Have You Played? is an endless stream of game retrospectives. One a day, every day, perhaps for all time.
We – by which I mean a flock of just-about-teenage schoolboys in the early 1990s – didn’t question Total Carnage in the slightest. It’s a gaming extreme that forces people to ask, “Is straight up murdering loads of middle eastern people for kicks and then shouting “SATIRE!” good enough?” Unless those people were us lot as teenagers, lapping it up at face value. The follow-up to Smash TV certainly has no shortage of satire, but boy oh boy, that was not how we interpreted it.
“Kill all the Arabs, take your pick of women”: that’s the journey of Total Carnage’s Rambo+++++ characters, and, to a teenage mind, the message of the game. We played it because we wanted more of Smash TV’s absurd robo-mutants and murder-gameshow arenas – and there the Robocoppish consumer satire was big and broad and preposterous enough that we just about got it.
By contrast, playing as an uber-Aryan American commando (I should point out that, in co-op mode, the second player character is African-American, but singleplayer defaults to the blonde’n’blue guy) joyfully mowing down an endless legion of dark-skinned, mustachioed men was something we took as read – as the done thing in games and films of the time.
This was right around the Gulf War at the time too, so we’d had “Middle East = the enemy” drilled into us. Few of us were savvy enough to grasp the idea that this was all a send-up of American gung-ho, jingoist stereotypes. In games as in films of the time (or recent years to it), American action movie types were the heroes, the foreign devil was the enemy and boobladies were the reward: maximum silliness didn’t change that message. We lapped it up unthinkingly.
Maybe, for older players of the time, it seemed far too exaggerated to take seriously in the comparatively sober first Bush era, but in 2017 it’s uncomfortably close to the darkest Trumpist rhetoric and the kind of game that certain subreddits might pitch now.
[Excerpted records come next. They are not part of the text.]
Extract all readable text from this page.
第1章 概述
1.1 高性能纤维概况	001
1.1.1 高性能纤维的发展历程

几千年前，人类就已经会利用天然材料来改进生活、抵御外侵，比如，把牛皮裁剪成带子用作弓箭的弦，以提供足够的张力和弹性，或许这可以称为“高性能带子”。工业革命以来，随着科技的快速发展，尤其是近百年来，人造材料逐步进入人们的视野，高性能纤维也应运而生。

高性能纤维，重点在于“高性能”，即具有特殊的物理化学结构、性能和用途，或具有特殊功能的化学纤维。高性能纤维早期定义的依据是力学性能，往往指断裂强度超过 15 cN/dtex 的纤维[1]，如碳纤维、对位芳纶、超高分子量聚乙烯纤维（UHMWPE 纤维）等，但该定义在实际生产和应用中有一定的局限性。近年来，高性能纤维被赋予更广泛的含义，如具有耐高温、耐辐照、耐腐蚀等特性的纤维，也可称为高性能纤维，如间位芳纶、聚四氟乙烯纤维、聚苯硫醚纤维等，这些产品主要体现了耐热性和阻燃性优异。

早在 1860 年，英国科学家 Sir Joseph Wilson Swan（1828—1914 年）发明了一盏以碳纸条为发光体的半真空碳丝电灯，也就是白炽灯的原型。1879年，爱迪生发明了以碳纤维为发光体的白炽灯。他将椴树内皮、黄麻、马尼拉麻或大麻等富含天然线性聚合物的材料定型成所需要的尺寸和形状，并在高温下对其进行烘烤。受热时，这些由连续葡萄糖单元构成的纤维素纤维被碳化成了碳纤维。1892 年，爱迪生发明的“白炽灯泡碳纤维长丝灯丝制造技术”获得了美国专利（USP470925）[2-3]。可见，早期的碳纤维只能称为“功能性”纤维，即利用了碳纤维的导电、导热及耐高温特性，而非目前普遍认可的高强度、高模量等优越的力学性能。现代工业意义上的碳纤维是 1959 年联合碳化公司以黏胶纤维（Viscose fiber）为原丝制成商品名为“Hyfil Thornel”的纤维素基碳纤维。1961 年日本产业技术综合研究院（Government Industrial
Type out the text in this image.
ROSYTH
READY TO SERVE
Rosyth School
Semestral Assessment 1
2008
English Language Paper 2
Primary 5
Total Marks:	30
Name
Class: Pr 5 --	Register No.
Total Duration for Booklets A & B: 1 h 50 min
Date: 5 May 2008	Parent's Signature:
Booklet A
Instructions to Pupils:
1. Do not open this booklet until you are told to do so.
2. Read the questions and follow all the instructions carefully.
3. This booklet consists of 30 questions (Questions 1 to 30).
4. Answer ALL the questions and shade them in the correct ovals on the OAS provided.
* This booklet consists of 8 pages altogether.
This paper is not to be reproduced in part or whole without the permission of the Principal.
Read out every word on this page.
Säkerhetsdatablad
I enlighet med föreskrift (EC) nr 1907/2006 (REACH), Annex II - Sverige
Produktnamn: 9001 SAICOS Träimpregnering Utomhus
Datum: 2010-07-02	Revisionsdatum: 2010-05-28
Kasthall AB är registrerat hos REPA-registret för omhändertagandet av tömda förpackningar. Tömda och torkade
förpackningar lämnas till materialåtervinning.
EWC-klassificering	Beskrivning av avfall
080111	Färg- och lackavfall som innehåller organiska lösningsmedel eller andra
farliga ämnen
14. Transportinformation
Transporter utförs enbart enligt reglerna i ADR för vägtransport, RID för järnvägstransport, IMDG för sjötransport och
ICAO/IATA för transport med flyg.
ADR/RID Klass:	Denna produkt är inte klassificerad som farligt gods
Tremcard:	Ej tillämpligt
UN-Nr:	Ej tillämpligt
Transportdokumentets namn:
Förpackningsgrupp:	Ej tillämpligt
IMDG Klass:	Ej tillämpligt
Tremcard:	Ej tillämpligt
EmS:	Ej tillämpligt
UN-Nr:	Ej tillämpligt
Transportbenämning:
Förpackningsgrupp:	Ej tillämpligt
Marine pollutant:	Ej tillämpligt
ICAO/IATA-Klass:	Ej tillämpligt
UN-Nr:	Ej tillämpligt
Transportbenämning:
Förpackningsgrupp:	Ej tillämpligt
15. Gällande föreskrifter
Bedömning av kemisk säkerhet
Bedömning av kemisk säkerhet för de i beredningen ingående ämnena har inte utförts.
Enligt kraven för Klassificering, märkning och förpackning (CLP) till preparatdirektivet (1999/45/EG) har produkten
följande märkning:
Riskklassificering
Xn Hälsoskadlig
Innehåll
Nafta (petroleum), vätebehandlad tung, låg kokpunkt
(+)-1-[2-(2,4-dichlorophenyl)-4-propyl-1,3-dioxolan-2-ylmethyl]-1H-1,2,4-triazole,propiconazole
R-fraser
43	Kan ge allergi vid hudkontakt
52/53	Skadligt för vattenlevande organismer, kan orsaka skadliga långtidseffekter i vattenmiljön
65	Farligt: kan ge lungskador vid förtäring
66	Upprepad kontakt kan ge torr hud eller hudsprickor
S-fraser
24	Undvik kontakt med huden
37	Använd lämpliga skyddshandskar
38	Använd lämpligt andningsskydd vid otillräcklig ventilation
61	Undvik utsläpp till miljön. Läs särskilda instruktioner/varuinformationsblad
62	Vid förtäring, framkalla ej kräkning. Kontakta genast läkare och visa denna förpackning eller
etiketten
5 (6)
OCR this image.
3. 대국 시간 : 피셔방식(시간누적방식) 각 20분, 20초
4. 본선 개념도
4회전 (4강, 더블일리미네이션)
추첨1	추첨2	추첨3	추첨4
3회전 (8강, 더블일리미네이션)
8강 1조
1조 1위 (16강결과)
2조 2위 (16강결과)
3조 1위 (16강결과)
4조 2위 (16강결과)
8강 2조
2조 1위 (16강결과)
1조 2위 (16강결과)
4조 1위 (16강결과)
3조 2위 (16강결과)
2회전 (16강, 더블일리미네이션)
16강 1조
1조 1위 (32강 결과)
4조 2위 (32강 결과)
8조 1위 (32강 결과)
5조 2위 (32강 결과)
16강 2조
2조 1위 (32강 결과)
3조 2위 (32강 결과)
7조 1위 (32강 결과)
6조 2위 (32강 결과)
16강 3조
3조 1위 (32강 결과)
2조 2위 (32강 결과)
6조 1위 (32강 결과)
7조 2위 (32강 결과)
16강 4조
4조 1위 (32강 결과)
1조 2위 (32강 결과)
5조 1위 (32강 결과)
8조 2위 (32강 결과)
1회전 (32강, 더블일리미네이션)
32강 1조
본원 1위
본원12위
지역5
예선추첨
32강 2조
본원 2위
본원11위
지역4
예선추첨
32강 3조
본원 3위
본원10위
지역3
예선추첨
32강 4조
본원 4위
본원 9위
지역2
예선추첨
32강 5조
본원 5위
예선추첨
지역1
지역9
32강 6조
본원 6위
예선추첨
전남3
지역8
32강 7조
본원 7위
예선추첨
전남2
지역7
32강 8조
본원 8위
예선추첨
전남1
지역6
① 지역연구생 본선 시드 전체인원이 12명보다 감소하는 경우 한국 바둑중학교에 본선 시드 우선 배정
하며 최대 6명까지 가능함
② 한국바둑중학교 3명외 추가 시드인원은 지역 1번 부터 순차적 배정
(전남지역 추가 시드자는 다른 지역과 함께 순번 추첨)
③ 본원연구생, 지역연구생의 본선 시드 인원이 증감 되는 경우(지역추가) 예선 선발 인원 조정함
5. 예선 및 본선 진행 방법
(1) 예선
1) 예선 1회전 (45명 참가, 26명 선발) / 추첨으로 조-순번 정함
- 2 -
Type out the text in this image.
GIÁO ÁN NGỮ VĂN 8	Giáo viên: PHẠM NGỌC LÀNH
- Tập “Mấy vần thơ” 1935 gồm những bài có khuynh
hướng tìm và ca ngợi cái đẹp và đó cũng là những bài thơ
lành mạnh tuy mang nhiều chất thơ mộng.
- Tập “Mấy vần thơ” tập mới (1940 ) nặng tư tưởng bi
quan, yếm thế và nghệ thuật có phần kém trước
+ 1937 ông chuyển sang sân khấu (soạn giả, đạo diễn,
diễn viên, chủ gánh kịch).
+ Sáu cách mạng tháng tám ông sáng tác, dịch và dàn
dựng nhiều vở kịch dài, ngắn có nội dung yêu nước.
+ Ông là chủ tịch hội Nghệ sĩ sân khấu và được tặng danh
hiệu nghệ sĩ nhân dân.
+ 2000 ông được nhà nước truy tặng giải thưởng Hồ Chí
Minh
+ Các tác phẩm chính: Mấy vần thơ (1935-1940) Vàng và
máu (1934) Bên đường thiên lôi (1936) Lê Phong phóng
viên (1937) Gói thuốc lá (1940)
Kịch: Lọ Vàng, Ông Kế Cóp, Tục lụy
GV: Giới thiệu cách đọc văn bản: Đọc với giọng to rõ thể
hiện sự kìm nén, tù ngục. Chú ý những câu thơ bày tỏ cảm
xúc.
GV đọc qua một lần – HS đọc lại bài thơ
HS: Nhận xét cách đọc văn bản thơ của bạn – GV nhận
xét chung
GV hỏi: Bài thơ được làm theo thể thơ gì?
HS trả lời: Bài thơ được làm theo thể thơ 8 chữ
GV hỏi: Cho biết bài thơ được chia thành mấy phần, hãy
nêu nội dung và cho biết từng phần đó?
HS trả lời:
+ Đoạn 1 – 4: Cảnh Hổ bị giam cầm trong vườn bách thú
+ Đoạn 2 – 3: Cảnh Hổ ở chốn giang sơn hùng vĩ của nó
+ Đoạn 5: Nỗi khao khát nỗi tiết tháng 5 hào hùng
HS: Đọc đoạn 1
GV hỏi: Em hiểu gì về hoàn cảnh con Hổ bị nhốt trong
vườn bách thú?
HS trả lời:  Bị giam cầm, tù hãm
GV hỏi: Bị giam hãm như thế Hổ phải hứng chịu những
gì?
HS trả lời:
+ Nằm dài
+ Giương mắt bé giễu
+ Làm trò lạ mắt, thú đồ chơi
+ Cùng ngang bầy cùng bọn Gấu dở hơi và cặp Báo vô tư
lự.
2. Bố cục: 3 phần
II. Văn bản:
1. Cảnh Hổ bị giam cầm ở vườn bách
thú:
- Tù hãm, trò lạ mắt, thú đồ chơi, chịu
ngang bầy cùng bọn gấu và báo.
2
Total Carnage is funny and it can be a glorious sight to behold, especially as it becomes ever-more outlandish (and more like Smash TV), but in a way the raw fun of that stuff is a retroactive endorsement of its earlier Ultra-Iraq elements.
Which is all a great shame, because there’s bags more of the oh-so-90s visual imagination offered by Smash TV, some very solid (and tricky) twin-stick action that still plays well today, and with a sense of open space that was lacking from its predecessor. (Smash TV wasn’t exactly innocent either, but at least it wasn’t riffing off a real war and a real mentality of the time).